Once, when the siblings and I were together, alive and talking, it became quite clear that I had different parents than they had. I was the youngest. There is 6 1/2 years between me and the next, and 9 and 10 years between me and the oldest two. My parents were very permissive with me. Rarely did my parents say “no” to any request - going to the movies, sleepovers at home and away. Part of that reason was that my mom went to work full-time when I was born, and she had the more lucrative job that required bringing work home. While she still took care of the house when I was young, she had help from Gramie and my father, who was a modern man. But the strict schedule that my siblings had to follow was not part of my life at all.
All this is to say - despite my sensitivities to language , emotion, and nuance, I fall on the masculine side of things a la Karr - not giving a rat’s ass what others think as I tell my unvarnished truths.
As I work to make sense of the lived life in some kind of conceptual metaphorical framework, I’m less concerned with how some distant family member will react and more concerned with the artistry involved in telling my story. Most importantly, I’m interested in telling the truth with an authenticity of my interior life that does justice to the outer facts, whatever broad strokes I happened to have.
So what do you think? Do you think memoirists should clear their writing with surviving family before publishing by sending them versions or drafts? Or do you think they should write their story without the outside influences of family?

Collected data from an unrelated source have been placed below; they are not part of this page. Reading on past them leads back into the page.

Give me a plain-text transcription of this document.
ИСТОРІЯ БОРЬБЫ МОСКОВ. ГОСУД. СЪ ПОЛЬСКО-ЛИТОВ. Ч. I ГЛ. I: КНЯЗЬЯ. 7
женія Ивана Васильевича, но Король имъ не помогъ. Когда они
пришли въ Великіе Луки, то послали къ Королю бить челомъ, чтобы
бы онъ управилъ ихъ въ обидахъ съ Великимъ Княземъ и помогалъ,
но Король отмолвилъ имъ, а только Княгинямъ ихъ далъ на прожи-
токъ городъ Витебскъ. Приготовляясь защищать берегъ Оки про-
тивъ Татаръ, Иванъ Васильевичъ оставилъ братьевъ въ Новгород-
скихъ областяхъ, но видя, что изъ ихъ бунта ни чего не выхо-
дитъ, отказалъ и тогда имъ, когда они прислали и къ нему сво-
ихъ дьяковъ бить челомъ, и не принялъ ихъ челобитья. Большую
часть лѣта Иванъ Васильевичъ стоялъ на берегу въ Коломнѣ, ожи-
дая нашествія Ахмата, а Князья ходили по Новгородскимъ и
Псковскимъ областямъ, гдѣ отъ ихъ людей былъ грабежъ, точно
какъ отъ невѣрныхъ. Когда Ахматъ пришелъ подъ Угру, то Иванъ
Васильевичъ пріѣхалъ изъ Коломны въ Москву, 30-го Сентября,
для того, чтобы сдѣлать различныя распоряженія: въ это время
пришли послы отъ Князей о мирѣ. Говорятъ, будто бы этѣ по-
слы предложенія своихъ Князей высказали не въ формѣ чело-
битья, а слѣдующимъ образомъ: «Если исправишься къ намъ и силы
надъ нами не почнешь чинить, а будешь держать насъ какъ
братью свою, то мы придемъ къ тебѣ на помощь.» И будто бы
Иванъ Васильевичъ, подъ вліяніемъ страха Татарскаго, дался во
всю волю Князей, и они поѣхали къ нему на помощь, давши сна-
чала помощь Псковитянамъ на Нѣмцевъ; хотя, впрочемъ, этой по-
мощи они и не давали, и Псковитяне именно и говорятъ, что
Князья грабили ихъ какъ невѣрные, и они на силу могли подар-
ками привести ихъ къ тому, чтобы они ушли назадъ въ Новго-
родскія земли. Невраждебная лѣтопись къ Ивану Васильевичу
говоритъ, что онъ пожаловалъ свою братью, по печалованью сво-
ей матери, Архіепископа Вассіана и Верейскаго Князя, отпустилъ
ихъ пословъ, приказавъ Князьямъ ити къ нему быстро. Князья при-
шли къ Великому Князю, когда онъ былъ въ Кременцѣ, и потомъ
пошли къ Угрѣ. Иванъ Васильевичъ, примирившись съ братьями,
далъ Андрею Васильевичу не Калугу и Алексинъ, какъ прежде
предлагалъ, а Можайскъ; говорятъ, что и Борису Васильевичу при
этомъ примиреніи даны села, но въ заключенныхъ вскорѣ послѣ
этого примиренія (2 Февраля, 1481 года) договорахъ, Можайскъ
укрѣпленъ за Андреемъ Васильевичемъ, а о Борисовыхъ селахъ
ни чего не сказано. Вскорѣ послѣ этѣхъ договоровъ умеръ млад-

You who are reading - if you write memoir, how do you deal with writing about family?
That’s it for now. The holiday season is here and cold has descended on the Pacific Northwest. We may see some snow tomorrow, though it’ll be light. Keep warm, and have a great week.
As for me, I’ll . . .
Just keep writing!
Fascinating. It was good to get your perspective and experiences on writing memoir. It's something I've began to work on, so I found this article useful.